Muntadher Al Zaidi (Bonn)1, E. Repges (Bonn)1, V. Tiyerili (Waldbröl)2, S. Sommer-Weisel (Bonn)1, H. Müller (Bonn)1, F. Shakeri (Bonn)3, R. Hardt (Bonn)4, B. Al-Kassou (Bonn)1, A. Zietzer (Bonn)1, F. Jansen (Köln)5, G. Nickenig (Bonn)1, S. Zimmer (Bonn)1, A. Aksoy (Bonn)1

1Universitätsklinikum Bonn Medizinische Klinik und Poliklinik II Bonn, Deutschland; 2Kreiskrankenhaus Waldbröl GmbH Klinik für Innere Medizin, Kardiologie Waldbröl, Deutschland; 3Institute for Genomic Statistics and Bioinformatics Bonn, Deutschland; 4Institute for Biochemistry and Molecular Biology Bonn, Deutschland; 5Gemeinschaftspraxis Kardiologie Köln am Neumarkt Köln, Deutschland

 

Aims:

Endoplasmic-reticulum-stress (ER-Stress) chaperones such as the main ER-Stress moderator GRP78 (glucose-regulated-protein, 78kDa) are implicated in coronary artery disease (CAD) pathogenesis. Besides their established intracellular role, these chaperones are also secreted extracellularly. However, the significance of extracellular ER chaperones in CAD remains unclear.

 

Methods and Results:

Serum GRP78 levels were measured by ELISA in 622 patients undergoing coronary angiography. ER-Stressor treated human coronary artery endothelial cells (HCAEC) were used to assess the effects of ER-Stress conditioned medium (CM) on recipient cell viability, apoptosis, reactive oxygen species (ROS) formation, and gene expression.

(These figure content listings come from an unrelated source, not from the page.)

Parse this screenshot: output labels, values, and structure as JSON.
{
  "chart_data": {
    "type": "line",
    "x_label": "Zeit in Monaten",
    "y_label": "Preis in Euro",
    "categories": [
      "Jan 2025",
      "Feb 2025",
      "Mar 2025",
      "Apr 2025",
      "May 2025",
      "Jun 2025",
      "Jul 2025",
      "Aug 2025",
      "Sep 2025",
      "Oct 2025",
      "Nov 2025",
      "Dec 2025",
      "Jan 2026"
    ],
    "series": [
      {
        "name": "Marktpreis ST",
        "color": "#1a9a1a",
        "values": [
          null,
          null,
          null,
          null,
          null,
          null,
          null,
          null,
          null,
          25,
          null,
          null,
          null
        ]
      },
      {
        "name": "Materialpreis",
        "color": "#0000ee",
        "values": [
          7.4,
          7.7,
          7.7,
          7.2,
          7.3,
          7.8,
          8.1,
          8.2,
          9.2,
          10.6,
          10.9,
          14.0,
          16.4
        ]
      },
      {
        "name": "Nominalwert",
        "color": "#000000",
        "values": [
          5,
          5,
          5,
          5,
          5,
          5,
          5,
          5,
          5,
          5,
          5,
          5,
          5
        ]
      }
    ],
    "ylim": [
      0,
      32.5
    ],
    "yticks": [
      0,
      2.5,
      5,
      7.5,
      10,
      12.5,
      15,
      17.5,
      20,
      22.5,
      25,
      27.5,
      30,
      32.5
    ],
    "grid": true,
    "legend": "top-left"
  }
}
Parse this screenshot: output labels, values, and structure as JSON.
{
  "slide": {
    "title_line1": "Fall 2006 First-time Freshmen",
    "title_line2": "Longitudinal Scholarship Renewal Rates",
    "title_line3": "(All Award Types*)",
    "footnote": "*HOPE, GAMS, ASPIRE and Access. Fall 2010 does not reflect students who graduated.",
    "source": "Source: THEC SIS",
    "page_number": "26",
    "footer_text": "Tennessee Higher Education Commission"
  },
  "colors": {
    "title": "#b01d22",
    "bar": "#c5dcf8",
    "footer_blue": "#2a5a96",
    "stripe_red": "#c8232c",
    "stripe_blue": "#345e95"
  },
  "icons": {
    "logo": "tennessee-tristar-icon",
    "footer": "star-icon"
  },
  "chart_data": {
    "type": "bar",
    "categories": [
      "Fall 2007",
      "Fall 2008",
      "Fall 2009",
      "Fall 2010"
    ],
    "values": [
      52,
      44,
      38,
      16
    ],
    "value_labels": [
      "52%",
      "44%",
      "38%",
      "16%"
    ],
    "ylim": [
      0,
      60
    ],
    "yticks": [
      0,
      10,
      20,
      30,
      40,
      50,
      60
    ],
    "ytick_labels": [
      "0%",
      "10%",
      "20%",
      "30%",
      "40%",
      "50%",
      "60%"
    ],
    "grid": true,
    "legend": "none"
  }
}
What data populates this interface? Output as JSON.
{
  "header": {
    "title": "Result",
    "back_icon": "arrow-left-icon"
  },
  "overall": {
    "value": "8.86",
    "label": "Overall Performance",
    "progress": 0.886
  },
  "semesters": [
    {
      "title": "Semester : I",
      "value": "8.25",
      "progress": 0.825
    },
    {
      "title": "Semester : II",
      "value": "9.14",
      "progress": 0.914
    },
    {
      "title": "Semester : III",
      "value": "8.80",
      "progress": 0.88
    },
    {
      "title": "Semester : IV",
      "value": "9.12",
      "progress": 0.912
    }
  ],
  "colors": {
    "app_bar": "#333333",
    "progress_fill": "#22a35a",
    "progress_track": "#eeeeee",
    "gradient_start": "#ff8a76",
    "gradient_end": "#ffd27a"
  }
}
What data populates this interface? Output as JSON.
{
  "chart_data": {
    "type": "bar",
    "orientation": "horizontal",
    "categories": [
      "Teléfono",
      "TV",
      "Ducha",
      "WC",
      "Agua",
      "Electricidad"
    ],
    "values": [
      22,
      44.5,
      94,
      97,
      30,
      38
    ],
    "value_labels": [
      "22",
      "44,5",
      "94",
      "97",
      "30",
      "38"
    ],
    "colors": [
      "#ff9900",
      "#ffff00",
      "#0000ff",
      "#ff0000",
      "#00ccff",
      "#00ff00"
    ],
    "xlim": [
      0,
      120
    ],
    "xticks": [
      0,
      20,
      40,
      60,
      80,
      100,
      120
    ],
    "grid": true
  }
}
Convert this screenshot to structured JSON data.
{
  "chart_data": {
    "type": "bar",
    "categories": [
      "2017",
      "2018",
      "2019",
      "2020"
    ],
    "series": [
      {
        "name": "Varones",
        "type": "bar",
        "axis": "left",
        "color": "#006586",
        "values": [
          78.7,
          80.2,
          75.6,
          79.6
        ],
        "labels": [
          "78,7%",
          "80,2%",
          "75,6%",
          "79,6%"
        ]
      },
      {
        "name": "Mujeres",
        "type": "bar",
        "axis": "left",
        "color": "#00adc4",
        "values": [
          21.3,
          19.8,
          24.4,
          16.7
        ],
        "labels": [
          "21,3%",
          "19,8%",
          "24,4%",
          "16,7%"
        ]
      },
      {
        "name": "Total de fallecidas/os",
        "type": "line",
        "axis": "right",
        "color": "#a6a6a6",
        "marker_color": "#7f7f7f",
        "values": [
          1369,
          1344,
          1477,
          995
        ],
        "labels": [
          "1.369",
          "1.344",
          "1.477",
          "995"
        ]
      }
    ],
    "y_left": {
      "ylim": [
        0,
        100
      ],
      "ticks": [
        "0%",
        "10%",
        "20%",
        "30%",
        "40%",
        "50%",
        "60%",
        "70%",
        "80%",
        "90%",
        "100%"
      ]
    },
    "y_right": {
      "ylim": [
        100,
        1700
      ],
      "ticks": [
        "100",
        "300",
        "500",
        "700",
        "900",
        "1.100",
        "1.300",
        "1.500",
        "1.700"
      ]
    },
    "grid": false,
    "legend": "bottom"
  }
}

GRP78 levels were higher in CAD patients' blood samples than in non-CAD patients (2584 ng/ml vs. 2061 ng/ml, p = 0.009). Elevated GRP78 levels were independently associated with lower one-year mortality, even after adjustment (4.5% vs. 9.0%, log-rank p = 0.022).  Increased GRP78 levels were associated with higher BMI with no difference regarding age, sex, or cardiovascular risk factors. Mass spectrometry analyses of the HCAEC secretome and ELISA revealed increased extracellular GRP78 secretion after ER-Stress activation. Brefeldin A, an ER-Golgi-trafficking inhibitor, confirmed actively regulated GRP78 secretion. GRP78-containing CM improved viability and reduced apoptosis, ROS formation, ER-Stress-signaling, and inflammation in recipient HCAEC compared to CM lacking GRP78 due to BFA treatment or GRP78-knockdown. Likewise, recombinant GRP78 improved HCAEC viability. Mechanistically, the epidermal growth factor related Cripto mediated protective extracellular GRP78 signaling.

 

Conclusion:

GRP78 is significantly increased in patients with CAD. Intriguingly, elevated levels are associated with reduced one-year mortality. ER-Stress-induced GRP78 secretion may represent a feedback mechanism to ameliorate ER-Stress and inflammation in recipient endothelial cells.